Het verhaal speelt zich af in de jaren tachtig van de vorige eeuw in een kleinburgerlijk milieu in Vlaanderen. In feite beschrijft het een levensfase die voorafging aan De helaasheid der dingen. Lezers die dit boek kennen of de boekverfilming hebben gezien kunnen zich deze omgeving direct voorstellen.

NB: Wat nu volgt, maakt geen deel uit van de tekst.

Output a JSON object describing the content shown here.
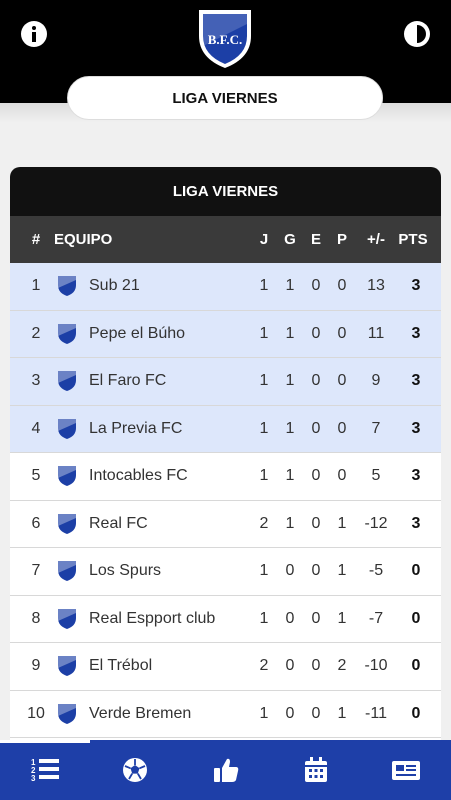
{
  "header": {
    "logo_text": "B.F.C.",
    "league_selector_label": "LIGA VIERNES"
  },
  "standings": {
    "title": "LIGA VIERNES",
    "columns": {
      "pos": "#",
      "team": "EQUIPO",
      "j": "J",
      "g": "G",
      "e": "E",
      "p": "P",
      "diff": "+/-",
      "pts": "PTS"
    },
    "rows": [
      {
        "pos": "1",
        "team": "Sub 21",
        "j": "1",
        "g": "1",
        "e": "0",
        "p": "0",
        "diff": "13",
        "pts": "3"
      },
      {
        "pos": "2",
        "team": "Pepe el Búho",
        "j": "1",
        "g": "1",
        "e": "0",
        "p": "0",
        "diff": "11",
        "pts": "3"
      },
      {
        "pos": "3",
        "team": "El Faro FC",
        "j": "1",
        "g": "1",
        "e": "0",
        "p": "0",
        "diff": "9",
        "pts": "3"
      },
      {
        "pos": "4",
        "team": "La Previa FC",
        "j": "1",
        "g": "1",
        "e": "0",
        "p": "0",
        "diff": "7",
        "pts": "3"
      },
      {
        "pos": "5",
        "team": "Intocables FC",
        "j": "1",
        "g": "1",
        "e": "0",
        "p": "0",
        "diff": "5",
        "pts": "3"
      },
      {
        "pos": "6",
        "team": "Real FC",
        "j": "2",
        "g": "1",
        "e": "0",
        "p": "1",
        "diff": "-12",
        "pts": "3"
      },
      {
        "pos": "7",
        "team": "Los Spurs",
        "j": "1",
        "g": "0",
        "e": "0",
        "p": "1",
        "diff": "-5",
        "pts": "0"
      },
      {
        "pos": "8",
        "team": "Real Espport club",
        "j": "1",
        "g": "0",
        "e": "0",
        "p": "1",
        "diff": "-7",
        "pts": "0"
      },
      {
        "pos": "9",
        "team": "El Trébol",
        "j": "2",
        "g": "0",
        "e": "0",
        "p": "2",
        "diff": "-10",
        "pts": "0"
      },
      {
        "pos": "10",
        "team": "Verde Bremen",
        "j": "1",
        "g": "0",
        "e": "0",
        "p": "1",
        "diff": "-11",
        "pts": "0"
      }
    ]
  },
  "bottom_nav": {
    "items": [
      {
        "icon": "standings-list-icon",
        "active": true
      },
      {
        "icon": "soccer-ball-icon",
        "active": false
      },
      {
        "icon": "thumbs-up-icon",
        "active": false
      },
      {
        "icon": "calendar-icon",
        "active": false
      },
      {
        "icon": "newspaper-icon",
        "active": false
      }
    ]
  },
  "colors": {
    "topbar": "#000000",
    "nav_background": "#1e3fa8",
    "highlight_row": "#dde7fb",
    "table_header": "#3a3a3a",
    "shield_blue": "#1c3fa6"
  }
}
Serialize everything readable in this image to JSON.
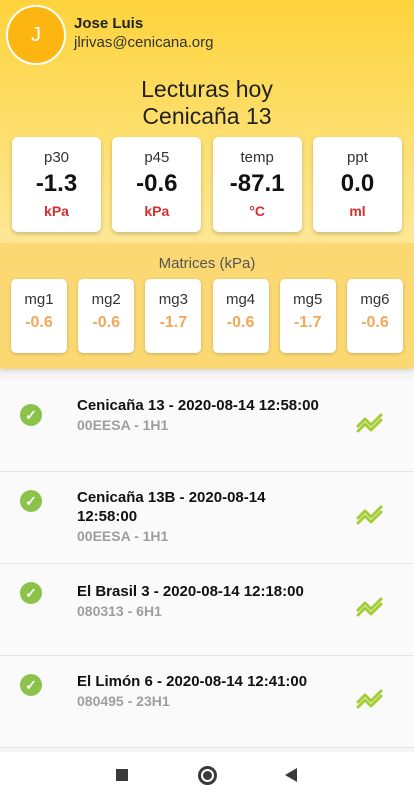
{
  "user": {
    "avatar_initial": "J",
    "name": "Jose Luis",
    "email": "jlrivas@cenicana.org"
  },
  "title": {
    "line1": "Lecturas hoy",
    "line2": "Cenicaña 13"
  },
  "readings": [
    {
      "label": "p30",
      "value": "-1.3",
      "unit": "kPa"
    },
    {
      "label": "p45",
      "value": "-0.6",
      "unit": "kPa"
    },
    {
      "label": "temp",
      "value": "-87.1",
      "unit": "°C"
    },
    {
      "label": "ppt",
      "value": "0.0",
      "unit": "ml"
    }
  ],
  "matrices": {
    "title": "Matrices (kPa)",
    "items": [
      {
        "label": "mg1",
        "value": "-0.6"
      },
      {
        "label": "mg2",
        "value": "-0.6"
      },
      {
        "label": "mg3",
        "value": "-1.7"
      },
      {
        "label": "mg4",
        "value": "-0.6"
      },
      {
        "label": "mg5",
        "value": "-1.7"
      },
      {
        "label": "mg6",
        "value": "-0.6"
      }
    ]
  },
  "stations": [
    {
      "title": "Cenicaña 13 - 2020-08-14 12:58:00",
      "subtitle": "00EESA - 1H1"
    },
    {
      "title": "Cenicaña 13B - 2020-08-14 12:58:00",
      "subtitle": "00EESA - 1H1"
    },
    {
      "title": "El Brasil 3 - 2020-08-14 12:18:00",
      "subtitle": "080313 - 6H1"
    },
    {
      "title": "El Limón 6 - 2020-08-14 12:41:00",
      "subtitle": "080495 - 23H1"
    }
  ],
  "colors": {
    "accent": "#fdd33c",
    "unit_red": "#d32f2f",
    "matrix_orange": "#f0a859",
    "check_green": "#8bc34a",
    "trend_green": "#a4cc33"
  },
  "icons": {
    "status": "check-circle-icon",
    "trend": "trending-icon"
  }
}
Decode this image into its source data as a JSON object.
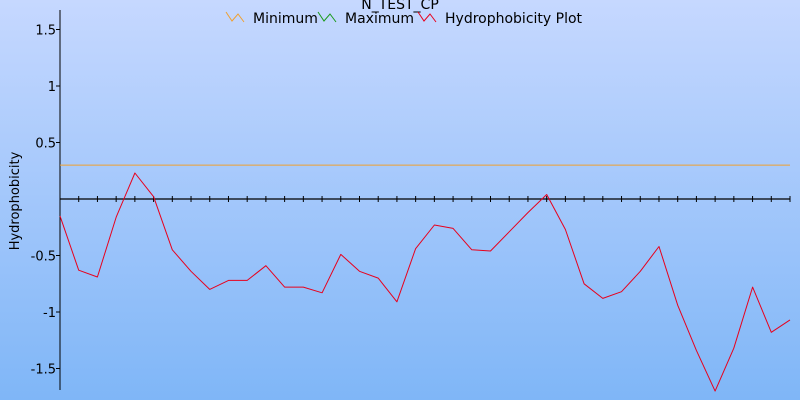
{
  "chart_data": {
    "type": "line",
    "title": "N_TEST_CP",
    "xlabel": "",
    "ylabel": "Hydrophobicity",
    "ylim": [
      -1.68,
      1.68
    ],
    "xlim": [
      0,
      39
    ],
    "grid": false,
    "legend_position": "top-center",
    "y_ticks": [
      {
        "value": 1.5,
        "label": "1.5"
      },
      {
        "value": 1,
        "label": "1"
      },
      {
        "value": 0.5,
        "label": "0.5"
      },
      {
        "value": -0.5,
        "label": "-0.5"
      },
      {
        "value": -1,
        "label": "-1"
      },
      {
        "value": -1.5,
        "label": "-1.5"
      }
    ],
    "series": [
      {
        "name": "Minimum",
        "color": "#f0a030",
        "style": "hline",
        "values": [
          0.3
        ]
      },
      {
        "name": "Maximum",
        "color": "#1a9a1a",
        "style": "hline",
        "values": []
      },
      {
        "name": "Hydrophobicity Plot",
        "color": "#e8001c",
        "style": "line",
        "values": [
          -0.15,
          -0.63,
          -0.69,
          -0.16,
          0.23,
          0.02,
          -0.45,
          -0.64,
          -0.8,
          -0.72,
          -0.72,
          -0.59,
          -0.78,
          -0.78,
          -0.83,
          -0.49,
          -0.64,
          -0.7,
          -0.91,
          -0.44,
          -0.23,
          -0.26,
          -0.45,
          -0.46,
          -0.29,
          -0.12,
          0.04,
          -0.27,
          -0.75,
          -0.88,
          -0.82,
          -0.64,
          -0.42,
          -0.94,
          -1.34,
          -1.7,
          -1.32,
          -0.78,
          -1.18,
          -1.07
        ]
      }
    ]
  },
  "colors": {
    "background_top": "#c6d8ff",
    "background_bottom": "#7fb6f7",
    "axis": "#000000"
  }
}
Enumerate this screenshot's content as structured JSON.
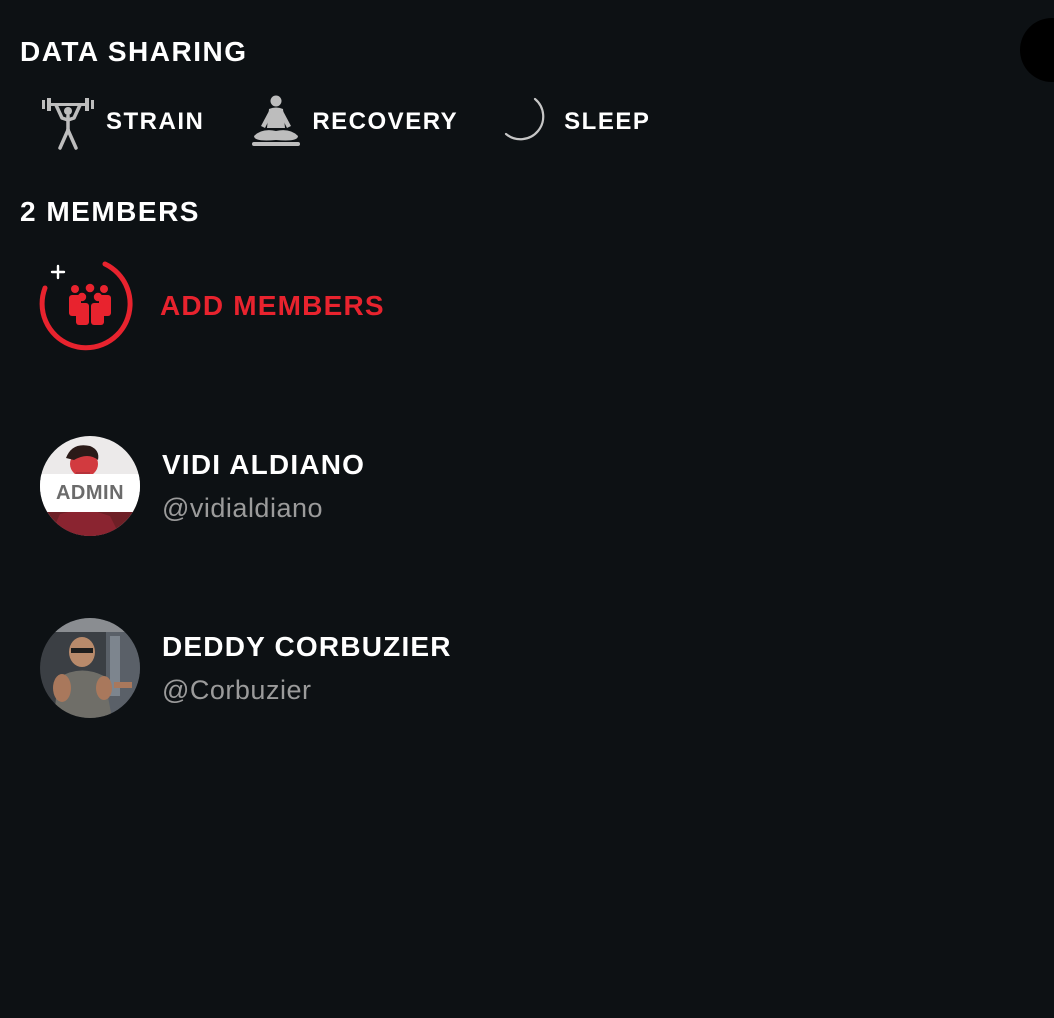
{
  "data_sharing": {
    "title": "DATA SHARING",
    "items": [
      {
        "label": "STRAIN",
        "icon": "weightlifter-icon"
      },
      {
        "label": "RECOVERY",
        "icon": "meditation-icon"
      },
      {
        "label": "SLEEP",
        "icon": "moon-icon"
      }
    ]
  },
  "members": {
    "title": "2 MEMBERS",
    "add_label": "ADD MEMBERS",
    "add_icon": "add-group-icon",
    "accent_color": "#e8232e",
    "list": [
      {
        "name": "VIDI ALDIANO",
        "handle": "@vidialdiano",
        "badge": "ADMIN"
      },
      {
        "name": "DEDDY CORBUZIER",
        "handle": "@Corbuzier"
      }
    ]
  }
}
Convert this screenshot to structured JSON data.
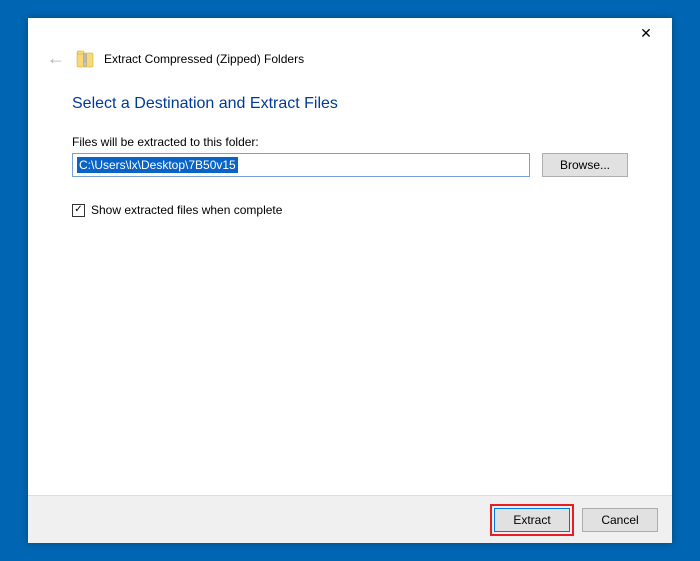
{
  "window": {
    "title": "Extract Compressed (Zipped) Folders"
  },
  "heading": "Select a Destination and Extract Files",
  "labels": {
    "destination": "Files will be extracted to this folder:",
    "showFiles": "Show extracted files when complete"
  },
  "fields": {
    "path": "C:\\Users\\lx\\Desktop\\7B50v15"
  },
  "buttons": {
    "browse": "Browse...",
    "extract": "Extract",
    "cancel": "Cancel"
  },
  "checkbox": {
    "showFilesChecked": true
  }
}
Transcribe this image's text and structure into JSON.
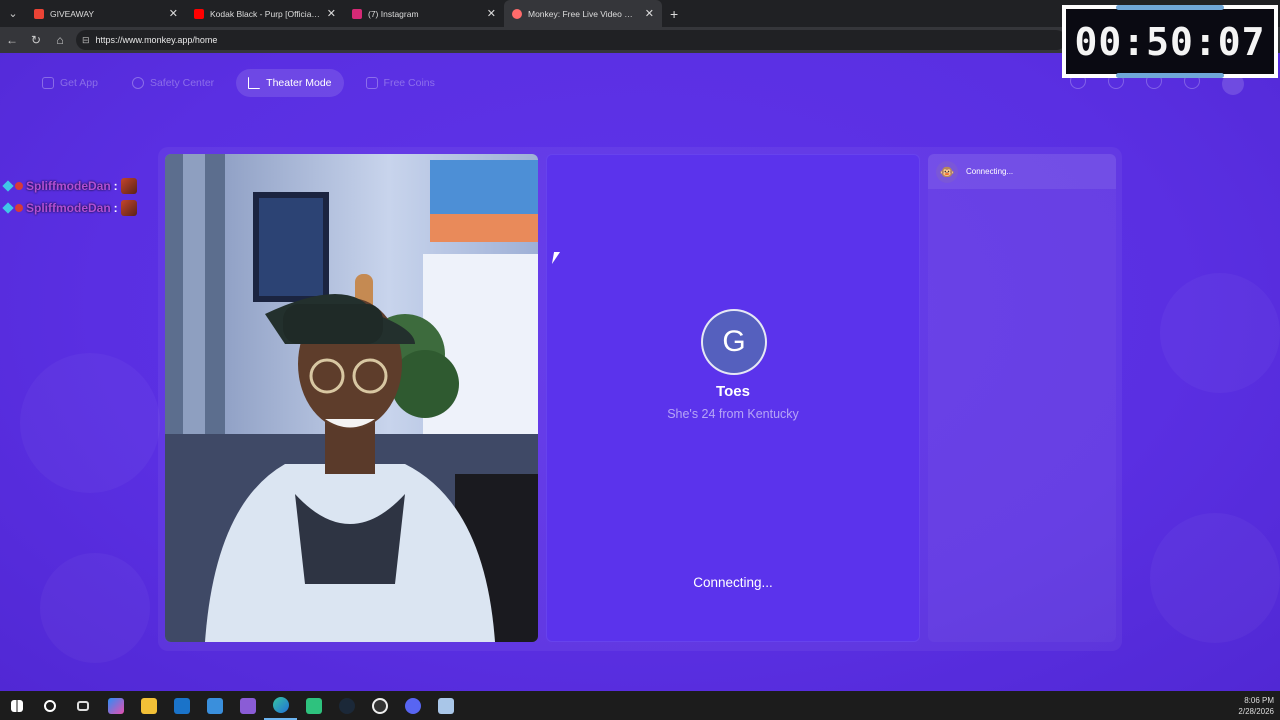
{
  "browser": {
    "tabs": [
      {
        "title": "GIVEAWAY",
        "favicon_color": "#ea4335",
        "active": false
      },
      {
        "title": "Kodak Black - Purp [Official Audio]",
        "favicon_color": "#ff0000",
        "active": false
      },
      {
        "title": "(7) Instagram",
        "favicon_color": "#d62976",
        "active": false
      },
      {
        "title": "Monkey: Free Live Video Chat",
        "favicon_color": "#ff6b6b",
        "active": true
      }
    ],
    "url": "https://www.monkey.app/home"
  },
  "topnav": {
    "items": [
      {
        "label": "Get App",
        "icon": "phone-icon"
      },
      {
        "label": "Safety Center",
        "icon": "shield-icon"
      },
      {
        "label": "Theater Mode",
        "icon": "expand-icon"
      },
      {
        "label": "Free Coins",
        "icon": "coins-icon"
      }
    ]
  },
  "stream_chat": {
    "messages": [
      {
        "user": "SpliffmodeDan",
        "sep": ":"
      },
      {
        "user": "SpliffmodeDan",
        "sep": ":"
      }
    ]
  },
  "timer": {
    "value": "00:50:07"
  },
  "partner": {
    "avatar_letter": "G",
    "name": "Toes",
    "description": "She's 24 from Kentucky",
    "status": "Connecting..."
  },
  "chat_panel": {
    "status": "Connecting..."
  },
  "taskbar": {
    "time": "8:06 PM",
    "date": "2/28/2026"
  },
  "colors": {
    "page_bg": "#5b30e6",
    "accent": "#5560be"
  }
}
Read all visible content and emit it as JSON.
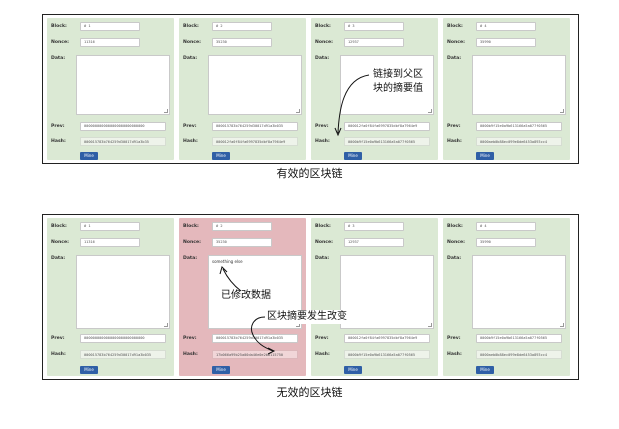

Moeder Martine, fabrieksarbeidster, niet al te slim en veel te dik, is gescheiden van de alcoholische en gewelddadige vader van haar zoontje Jimmy. Met haar nieuwe minnaar Wannes, ook fabrieksarbeider, en de elfjarige Jimmy gaat ze met een georganiseerde busreis naar een hotelletje in het Zwarte Woud. Deze eerste vakantie verloopt anders dan gepland, de sfeer wordt vilein beschreven: in de eetzaal kijken dode herten- en zwijnenkoppen de familie verwijtend aan. Jimmy verneemt deze week dat zijn moeder zwanger is. Hij verzet zich tegen de rol die zijn 'stiefvader' wil spelen, deze wenst dat Jimmy hem aanspreekt met 'vader' of 'pa' en dat is voor Jimmy ondenkbaar omdat hij alleen al het woord vader associeert met geweld. Zich voor de buitenwereld schijnheilig voordoen als een nieuw gezin, een tabula rasa, gaat Jimmy veel te ver. 'De tijd zal komen dat ik zal doen alsof jij niet bestaat', zegt Wannes aan het einde van de vakantie. En die tijd komt.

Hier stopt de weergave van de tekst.